Rare sign lights up again in Echo Park
Vintage display atop a Sunset Boulevard landmark is restored after being mostly dark for 50 years.
The sight of a very persistent bowler throwing strike after strike looms high over Sunset Boulevard again, now that a nearly century-old electric sign has been restored.
It’s atop Jensen’s Recreation Center, a 1920s landmark in the heart of Echo Park that was one of the first buildings in L.A. to feature a mix of residential, retail and entertainment uses. It was declared a Los Angeles Historic Cultural Monument in 1998.
When completed by business leader Henry C. Jensen in 1924, the three-story building included a bowling alley and billiards parlor. To entice patrons, Jensen put a 17by-28-foot incandescent sign on the roof that depicted a bowler throwing a strike.

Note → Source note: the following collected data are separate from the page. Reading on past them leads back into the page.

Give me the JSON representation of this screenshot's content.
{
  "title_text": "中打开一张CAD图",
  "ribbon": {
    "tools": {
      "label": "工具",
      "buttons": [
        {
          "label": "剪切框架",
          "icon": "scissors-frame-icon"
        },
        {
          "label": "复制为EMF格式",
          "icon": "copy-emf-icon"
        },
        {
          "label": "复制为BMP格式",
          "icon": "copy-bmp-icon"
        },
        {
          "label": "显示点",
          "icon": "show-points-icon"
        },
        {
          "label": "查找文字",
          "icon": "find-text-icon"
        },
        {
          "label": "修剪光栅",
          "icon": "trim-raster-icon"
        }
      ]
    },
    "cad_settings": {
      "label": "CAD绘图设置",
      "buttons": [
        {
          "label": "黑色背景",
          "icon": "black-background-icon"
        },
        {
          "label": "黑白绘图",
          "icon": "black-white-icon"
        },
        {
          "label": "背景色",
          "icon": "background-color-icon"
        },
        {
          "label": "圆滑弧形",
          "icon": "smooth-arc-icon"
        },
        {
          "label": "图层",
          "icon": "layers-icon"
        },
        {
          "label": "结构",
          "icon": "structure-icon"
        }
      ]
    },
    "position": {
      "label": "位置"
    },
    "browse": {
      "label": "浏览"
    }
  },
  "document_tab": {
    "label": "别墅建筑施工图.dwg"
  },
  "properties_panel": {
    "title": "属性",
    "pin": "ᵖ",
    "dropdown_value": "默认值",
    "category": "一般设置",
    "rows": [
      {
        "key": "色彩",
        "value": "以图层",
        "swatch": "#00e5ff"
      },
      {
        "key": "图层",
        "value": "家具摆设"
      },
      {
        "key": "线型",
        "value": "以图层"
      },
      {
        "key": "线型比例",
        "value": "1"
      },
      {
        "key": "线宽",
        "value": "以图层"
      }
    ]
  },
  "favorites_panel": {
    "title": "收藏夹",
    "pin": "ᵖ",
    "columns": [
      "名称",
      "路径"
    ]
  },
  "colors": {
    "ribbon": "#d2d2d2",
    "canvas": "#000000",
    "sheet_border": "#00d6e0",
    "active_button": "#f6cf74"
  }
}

The sign is articulated, meaning it lights up in a programmed sequence. Colored lights saying “Jensen’s Recreation Center” light up in three pops. Then a male bowler appears on the left side and appears to launch a ball that slowly travels across the sign and then scatters a set of pins on the right side.
Considered groundbreaking technology at the time of its installation, the sign is controlled by a series of electric motors that switch the 1,300 red, green and white light bulbs on and off to give the appearance of movement.
The sign was mostly dark for about 50 years but has just been restored by new owner Vista Investment Group.
The Santa Monica real estate firm purchased the building at 1700 Sunset Blvd. for $15 million in 2014. It spent $1.25 million on improvements, Vice President Nick Clement said, including a renovation of the sign overseen by Los Angeles vintage sign restorer Paul Greenstein.
“We wanted to do our part to restore an important part of that property,” Clement said.
Jensen’s Recreation Center has 46 apartments on the second and third f loors. It no longer has bowling or billiards, but it does have a coffee shop, fitness studio, clothing boutique, and vegan restaurant and brewery. Clement is looking for a tenant for the vacant former bowling alley space, he said.
Animated incandescent signs predated neon signs, which became popular in the 1920s, said Eric Evavold, former board member of the Museum of Neon Art in Glendale. The Jensen’s sign is one of the largest such vintage, operable signs left in the world, he said.
“It’s incredible that this sign was just sitting there in the middle of the city for so long,” Evavold said. “This is a special jewel in our illuminated sign history.”
THE SIGN lights up in programmed sequence. “We wanted to do our part to restore an important part of that property,” said Nick Clement, vice president at Vista Investment Group, which bought Jensen’s Recreation Center, the 1920s building where the electric sign sits.